We know that shared value is stretching organizations to develop competencies beyond the core management skills commonly taught in business schools today. But how do we define shared value leadership?
Companies may have a well thought-out strategy, great partners, and a sound business plan, but at the end of the day it is the individual leaders that will make shared value strategies happen. Recent thinking from the shared value community has led us to five new insights on what that this class of leaders might look like:
They develop specific skills. In early December, my colleagues from the Shared Value Initiative and FSG met with Nicola Robins of our Consulting Affiliate firm Incite to discuss the micro-skills necessary for shared value leadership. For example, if a shared value leader is going to reconceive products and markets, she likely needs an eye for systems and the creativity to envision innovative solutions that don’t yet exist. We need to profile the shared value leaders we admire the most to better understand their success.

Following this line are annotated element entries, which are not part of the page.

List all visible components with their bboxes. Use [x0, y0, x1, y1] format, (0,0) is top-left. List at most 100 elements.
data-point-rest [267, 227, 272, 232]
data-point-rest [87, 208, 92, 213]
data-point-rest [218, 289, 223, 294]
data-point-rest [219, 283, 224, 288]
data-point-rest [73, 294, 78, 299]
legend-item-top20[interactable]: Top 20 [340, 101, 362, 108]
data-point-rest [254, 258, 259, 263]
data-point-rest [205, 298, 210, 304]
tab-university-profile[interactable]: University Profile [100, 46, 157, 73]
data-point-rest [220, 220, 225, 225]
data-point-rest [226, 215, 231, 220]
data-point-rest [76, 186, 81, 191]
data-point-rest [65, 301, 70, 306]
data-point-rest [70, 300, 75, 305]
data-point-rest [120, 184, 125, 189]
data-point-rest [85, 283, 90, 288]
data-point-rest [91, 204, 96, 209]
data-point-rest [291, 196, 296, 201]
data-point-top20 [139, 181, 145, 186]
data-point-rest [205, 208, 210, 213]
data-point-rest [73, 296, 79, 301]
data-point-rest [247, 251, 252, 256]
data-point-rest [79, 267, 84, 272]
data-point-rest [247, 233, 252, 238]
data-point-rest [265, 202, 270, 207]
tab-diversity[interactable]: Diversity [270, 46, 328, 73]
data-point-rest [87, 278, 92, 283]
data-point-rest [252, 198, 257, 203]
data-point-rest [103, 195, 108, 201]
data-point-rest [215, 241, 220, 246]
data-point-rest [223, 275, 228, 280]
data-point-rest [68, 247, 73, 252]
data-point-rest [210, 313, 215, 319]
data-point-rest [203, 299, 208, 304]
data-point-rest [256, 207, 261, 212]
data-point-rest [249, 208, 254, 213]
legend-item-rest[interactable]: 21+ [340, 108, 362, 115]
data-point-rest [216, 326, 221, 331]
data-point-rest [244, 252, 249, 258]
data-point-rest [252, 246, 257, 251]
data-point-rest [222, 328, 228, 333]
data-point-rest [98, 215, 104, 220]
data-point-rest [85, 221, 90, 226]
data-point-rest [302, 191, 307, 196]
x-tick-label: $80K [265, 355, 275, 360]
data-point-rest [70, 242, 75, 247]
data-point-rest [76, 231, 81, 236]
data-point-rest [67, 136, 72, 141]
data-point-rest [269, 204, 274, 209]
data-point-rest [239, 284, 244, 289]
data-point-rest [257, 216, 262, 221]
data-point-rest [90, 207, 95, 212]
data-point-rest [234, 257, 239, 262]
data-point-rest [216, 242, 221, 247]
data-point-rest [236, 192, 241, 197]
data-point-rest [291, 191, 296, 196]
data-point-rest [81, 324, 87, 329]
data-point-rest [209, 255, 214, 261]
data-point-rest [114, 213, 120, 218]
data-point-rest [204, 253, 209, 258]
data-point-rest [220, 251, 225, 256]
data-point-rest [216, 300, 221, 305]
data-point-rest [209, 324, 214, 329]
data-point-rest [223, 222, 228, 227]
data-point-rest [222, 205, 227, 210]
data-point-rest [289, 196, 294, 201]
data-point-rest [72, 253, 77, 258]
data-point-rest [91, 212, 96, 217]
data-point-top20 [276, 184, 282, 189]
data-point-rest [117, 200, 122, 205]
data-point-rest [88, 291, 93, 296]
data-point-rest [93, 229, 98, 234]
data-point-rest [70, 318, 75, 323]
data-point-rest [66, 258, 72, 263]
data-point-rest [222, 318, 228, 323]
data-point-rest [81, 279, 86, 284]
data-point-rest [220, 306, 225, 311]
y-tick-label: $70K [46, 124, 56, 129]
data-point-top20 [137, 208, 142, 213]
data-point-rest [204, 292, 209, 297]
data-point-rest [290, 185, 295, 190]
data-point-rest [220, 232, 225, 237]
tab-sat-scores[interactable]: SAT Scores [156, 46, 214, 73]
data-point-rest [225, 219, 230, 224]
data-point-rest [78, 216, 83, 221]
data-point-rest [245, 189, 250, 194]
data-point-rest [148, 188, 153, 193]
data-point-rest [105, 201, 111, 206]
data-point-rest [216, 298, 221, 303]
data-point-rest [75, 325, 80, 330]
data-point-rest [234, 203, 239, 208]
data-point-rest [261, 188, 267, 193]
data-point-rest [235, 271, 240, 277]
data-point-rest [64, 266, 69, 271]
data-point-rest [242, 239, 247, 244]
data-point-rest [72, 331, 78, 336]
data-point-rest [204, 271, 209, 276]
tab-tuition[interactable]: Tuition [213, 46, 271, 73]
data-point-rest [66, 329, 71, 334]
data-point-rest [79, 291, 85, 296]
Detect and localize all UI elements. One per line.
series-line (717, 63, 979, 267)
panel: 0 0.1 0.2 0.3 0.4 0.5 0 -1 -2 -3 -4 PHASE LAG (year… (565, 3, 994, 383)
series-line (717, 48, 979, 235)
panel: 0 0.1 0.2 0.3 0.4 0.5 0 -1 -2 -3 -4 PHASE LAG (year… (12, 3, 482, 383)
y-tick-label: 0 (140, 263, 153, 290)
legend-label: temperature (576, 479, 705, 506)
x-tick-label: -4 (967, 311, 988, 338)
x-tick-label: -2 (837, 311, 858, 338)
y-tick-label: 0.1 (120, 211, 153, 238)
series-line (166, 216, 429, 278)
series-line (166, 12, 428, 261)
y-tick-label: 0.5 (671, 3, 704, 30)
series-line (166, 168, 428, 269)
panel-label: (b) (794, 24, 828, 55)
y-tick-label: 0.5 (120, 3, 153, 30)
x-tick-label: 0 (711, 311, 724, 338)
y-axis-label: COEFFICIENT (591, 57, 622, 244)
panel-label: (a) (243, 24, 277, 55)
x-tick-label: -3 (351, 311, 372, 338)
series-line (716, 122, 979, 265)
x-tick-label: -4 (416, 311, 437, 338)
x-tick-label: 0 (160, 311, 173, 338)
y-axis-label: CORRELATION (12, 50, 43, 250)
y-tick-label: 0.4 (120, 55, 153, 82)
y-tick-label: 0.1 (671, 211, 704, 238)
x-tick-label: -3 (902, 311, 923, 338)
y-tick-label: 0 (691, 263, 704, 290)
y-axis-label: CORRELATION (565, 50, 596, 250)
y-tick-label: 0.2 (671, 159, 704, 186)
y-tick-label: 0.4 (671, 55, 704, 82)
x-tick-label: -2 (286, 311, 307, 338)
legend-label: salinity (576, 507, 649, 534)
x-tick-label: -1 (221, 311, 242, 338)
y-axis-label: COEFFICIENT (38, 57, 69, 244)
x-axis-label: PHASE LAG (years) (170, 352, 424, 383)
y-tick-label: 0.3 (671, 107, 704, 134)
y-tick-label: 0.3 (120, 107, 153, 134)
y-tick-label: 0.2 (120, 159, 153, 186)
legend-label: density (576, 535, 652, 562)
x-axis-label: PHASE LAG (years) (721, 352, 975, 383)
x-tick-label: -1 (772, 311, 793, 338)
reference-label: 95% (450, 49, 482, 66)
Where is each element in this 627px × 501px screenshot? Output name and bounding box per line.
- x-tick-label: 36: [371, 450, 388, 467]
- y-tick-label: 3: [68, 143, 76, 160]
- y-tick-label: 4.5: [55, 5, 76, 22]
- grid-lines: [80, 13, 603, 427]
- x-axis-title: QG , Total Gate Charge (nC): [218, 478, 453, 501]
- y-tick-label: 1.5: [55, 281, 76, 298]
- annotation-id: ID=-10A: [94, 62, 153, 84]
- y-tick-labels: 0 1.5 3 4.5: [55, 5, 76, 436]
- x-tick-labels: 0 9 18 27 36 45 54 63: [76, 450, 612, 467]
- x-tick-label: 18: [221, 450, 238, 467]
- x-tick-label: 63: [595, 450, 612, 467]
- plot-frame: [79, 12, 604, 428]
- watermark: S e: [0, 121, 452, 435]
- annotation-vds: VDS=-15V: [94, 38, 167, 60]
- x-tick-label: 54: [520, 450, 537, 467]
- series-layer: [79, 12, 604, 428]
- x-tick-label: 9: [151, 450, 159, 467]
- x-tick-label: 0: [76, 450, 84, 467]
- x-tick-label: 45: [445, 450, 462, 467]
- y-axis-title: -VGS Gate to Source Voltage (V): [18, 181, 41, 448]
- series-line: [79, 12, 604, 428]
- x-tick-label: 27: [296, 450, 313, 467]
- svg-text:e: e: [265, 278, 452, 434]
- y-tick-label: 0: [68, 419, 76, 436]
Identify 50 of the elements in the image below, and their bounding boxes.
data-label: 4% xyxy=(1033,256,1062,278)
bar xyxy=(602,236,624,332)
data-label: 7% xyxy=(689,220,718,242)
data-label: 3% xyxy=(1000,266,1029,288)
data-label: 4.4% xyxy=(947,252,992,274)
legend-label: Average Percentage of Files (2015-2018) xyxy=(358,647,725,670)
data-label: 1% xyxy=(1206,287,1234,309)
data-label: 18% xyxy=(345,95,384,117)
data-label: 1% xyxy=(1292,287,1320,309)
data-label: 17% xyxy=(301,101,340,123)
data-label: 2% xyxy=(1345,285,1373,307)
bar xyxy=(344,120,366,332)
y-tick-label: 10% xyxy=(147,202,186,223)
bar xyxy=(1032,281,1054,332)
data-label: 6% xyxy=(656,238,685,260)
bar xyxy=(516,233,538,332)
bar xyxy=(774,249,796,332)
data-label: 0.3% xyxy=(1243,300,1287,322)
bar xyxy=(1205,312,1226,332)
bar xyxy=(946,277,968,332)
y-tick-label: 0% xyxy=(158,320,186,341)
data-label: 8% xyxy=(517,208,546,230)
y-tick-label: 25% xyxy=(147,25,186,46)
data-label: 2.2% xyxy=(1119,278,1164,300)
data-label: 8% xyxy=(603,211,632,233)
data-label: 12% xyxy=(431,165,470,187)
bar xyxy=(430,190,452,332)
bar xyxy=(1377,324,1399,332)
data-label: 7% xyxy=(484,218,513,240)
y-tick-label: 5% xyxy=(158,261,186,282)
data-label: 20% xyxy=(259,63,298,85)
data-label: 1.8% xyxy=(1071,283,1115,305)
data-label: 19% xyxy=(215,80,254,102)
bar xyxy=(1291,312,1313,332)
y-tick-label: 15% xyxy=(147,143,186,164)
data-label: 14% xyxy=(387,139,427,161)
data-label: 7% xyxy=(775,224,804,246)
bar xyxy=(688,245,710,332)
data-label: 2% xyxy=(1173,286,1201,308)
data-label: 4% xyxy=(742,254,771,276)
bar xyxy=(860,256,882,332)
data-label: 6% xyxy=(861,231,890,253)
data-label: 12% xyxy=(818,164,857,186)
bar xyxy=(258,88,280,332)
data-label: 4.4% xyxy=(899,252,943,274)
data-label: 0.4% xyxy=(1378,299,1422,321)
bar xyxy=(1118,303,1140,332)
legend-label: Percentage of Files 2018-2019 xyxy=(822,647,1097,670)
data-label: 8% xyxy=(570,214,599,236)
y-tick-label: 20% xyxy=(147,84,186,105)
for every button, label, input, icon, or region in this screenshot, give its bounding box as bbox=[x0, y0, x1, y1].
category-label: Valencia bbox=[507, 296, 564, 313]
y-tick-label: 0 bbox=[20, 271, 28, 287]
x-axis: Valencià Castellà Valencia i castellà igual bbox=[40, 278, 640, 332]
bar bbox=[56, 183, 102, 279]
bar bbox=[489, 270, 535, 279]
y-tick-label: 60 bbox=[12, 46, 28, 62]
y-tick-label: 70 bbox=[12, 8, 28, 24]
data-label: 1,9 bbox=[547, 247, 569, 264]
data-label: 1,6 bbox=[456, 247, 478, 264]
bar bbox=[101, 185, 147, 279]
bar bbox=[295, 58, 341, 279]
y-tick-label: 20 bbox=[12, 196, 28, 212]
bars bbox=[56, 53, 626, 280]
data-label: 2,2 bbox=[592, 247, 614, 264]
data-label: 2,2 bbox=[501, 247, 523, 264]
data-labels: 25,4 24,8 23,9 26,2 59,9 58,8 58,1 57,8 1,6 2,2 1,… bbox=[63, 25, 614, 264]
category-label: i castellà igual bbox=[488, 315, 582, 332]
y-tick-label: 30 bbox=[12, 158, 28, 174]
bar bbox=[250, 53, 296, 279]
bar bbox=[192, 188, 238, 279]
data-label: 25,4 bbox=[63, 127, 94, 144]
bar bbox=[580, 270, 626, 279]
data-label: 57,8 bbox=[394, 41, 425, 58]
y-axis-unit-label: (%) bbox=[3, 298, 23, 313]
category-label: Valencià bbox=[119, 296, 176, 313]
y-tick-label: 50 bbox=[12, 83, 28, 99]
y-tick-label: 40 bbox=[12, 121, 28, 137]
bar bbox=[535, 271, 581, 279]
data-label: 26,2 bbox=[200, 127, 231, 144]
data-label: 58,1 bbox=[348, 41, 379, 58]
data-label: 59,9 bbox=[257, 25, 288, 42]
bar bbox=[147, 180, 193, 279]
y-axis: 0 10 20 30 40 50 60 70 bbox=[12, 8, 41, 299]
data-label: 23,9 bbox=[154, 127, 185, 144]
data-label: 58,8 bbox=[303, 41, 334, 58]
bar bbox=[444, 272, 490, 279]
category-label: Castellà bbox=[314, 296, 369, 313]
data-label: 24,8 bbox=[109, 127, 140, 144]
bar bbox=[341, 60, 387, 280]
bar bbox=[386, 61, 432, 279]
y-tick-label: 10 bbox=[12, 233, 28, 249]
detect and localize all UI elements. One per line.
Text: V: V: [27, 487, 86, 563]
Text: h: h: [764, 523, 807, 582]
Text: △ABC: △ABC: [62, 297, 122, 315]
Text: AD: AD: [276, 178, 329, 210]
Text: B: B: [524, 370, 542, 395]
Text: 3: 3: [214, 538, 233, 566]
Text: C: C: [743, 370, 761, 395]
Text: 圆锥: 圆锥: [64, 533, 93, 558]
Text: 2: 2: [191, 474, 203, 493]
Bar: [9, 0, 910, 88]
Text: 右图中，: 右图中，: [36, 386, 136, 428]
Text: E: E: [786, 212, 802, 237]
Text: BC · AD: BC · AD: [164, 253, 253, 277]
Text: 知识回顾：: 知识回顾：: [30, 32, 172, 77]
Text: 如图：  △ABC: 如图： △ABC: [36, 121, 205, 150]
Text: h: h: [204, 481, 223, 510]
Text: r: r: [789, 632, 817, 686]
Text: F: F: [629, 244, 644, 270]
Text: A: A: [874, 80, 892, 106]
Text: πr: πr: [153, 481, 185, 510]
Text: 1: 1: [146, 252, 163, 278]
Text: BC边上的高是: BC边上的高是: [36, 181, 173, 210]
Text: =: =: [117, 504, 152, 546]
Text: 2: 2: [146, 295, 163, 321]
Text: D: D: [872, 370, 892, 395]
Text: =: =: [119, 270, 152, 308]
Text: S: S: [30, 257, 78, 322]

They learn from others. The following week, Harvard Business School launched its first shared value executive education course, preparing managers to be more effective shared value leaders, like those at Discovery Health, Dow, Novo Nordisk, Novartis, and Yara.
They lead at a systems level. The Winter 2015 edition of the Stanford Social Innovation Review included a new article by Peter Senge, Hal Hamilton, and John Kania on “The Dawn of System Leadership,” with plenty of insight for shared value leaders. The gateways to becoming a system leader include reorienting strategy to “creat(e) the space for change and enabl(e) collective intelligence and wisdom to emerge,” just as Nike did to innovate their products to be more environmentally sustainable.
They spark change in companies. In November, the latest cohort of the Shared Value Initiative’s Consulting Affiliate Network met Maggie Depree (League of Intrapreneurs), Damian Payiatakis (Barclays Wealth), Ole Kjerkegaard Nielsen (Novo Nordisk), and Sophie Castell (Coca-Cola) to learn about the experience of social intrapreneurs working in many different functions and roles inside of companies (sometimes off the side of their desks) to create shared value. These change agents must be focused on making incremental changes within their roles and influencing decision-makers in their organizations.
They’re activists for social change. Shared value leaders also need to be activists to have real impact. According to our affiliate Innate Motion, “Successful activists excel by having a point of action.” The same goes for shared value leaders within companies, especially those who prominently represent the brand. And besides, the firm assures us that figuring out what kind of activist you need to be can be fun!
As companies drive shared value at the organizational level through their practices and policies, let’s not forget to pay attention to the individual leaders that make shared value approaches succeed. Of course this list is by no means final or exhaustive. Tell us: What does a shared value leader look like to you?